I have never done a mediation analysis before, and I have also never used Mplus before, so I could use some guidance!
My code is currently structured as follows:
VARIABLE: NAMES are (I list many variables here)... USEVARIABLES are x1 x2 x3 y m; CATEGORICAL are y m; ANALYSIS: bootstrap=5000; MODEL: m ON x1 x2 x3; y ON x1 x2 x3 m; MODEL INDIRECT: y IND m; OUTPUT: sampstat interval(bootstrap);
x is a 4 level categorical variable dummy coded to 3 levels, m is binary, and y is a categorical variable with 3 levels.
The code runs fine with no warnings, but I am concerned because for the indirect effects, the estimates are: Estimate SE Est./SE p-value 0.000 0.000 999.000 0.000
Any advice you can offer would be greatly appreciated!
Take a look at the Model Indirect topic described in the V8 UG on or website. A common form is to say Y IND m x; Your input is lacking the x. To understand the mediation topic well in the context of categorical y and m, read our book Regression and Mediation Analysis using Mplus, especially chapter 8 which has several examples (Mplus scripts are on our website).
Thank you for your help! Our team has realized that our outcome needs to be treated as nominal, but if we use the NOMINAL= option, we cannot get indirect effects. Can you tell me if there is a way to code this?
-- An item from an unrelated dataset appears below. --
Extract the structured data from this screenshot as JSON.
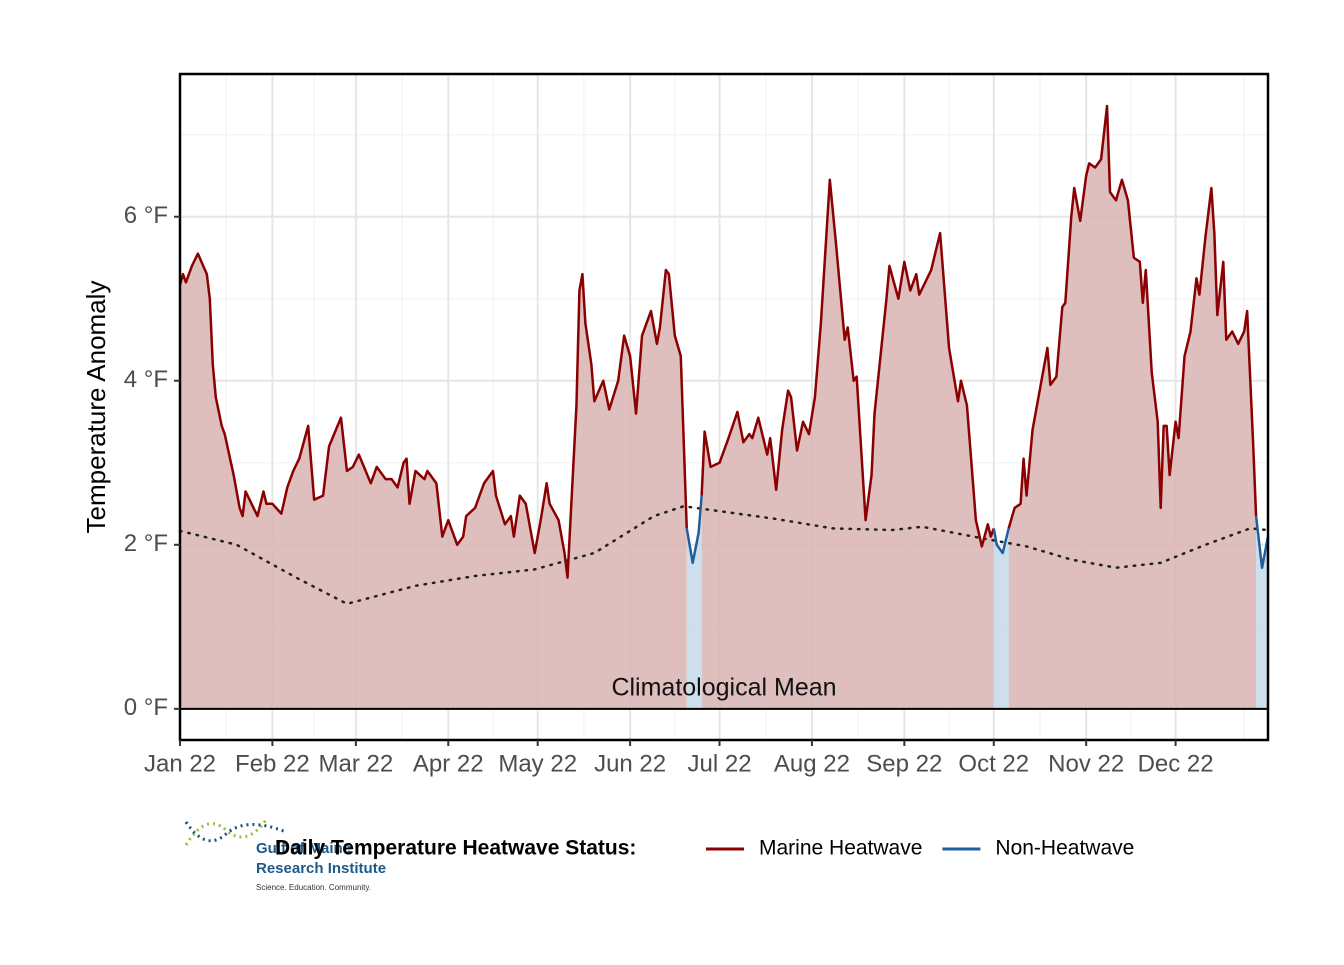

Also, so far we are not seeing a very large mediation effect and we are wondering if there are any guidelines as to how large an effect size should be in order to determine if a mediation analysis is the right way to go on this project.
So you are saying that y is not ordinal but nominal? That complicates matters. One way is to dichotomize y in the different ways possible and run one mediation analysis at a time. If you have not done mediation analysis before you want to read up on it.
Regarding your last question, try asking on SEMNET.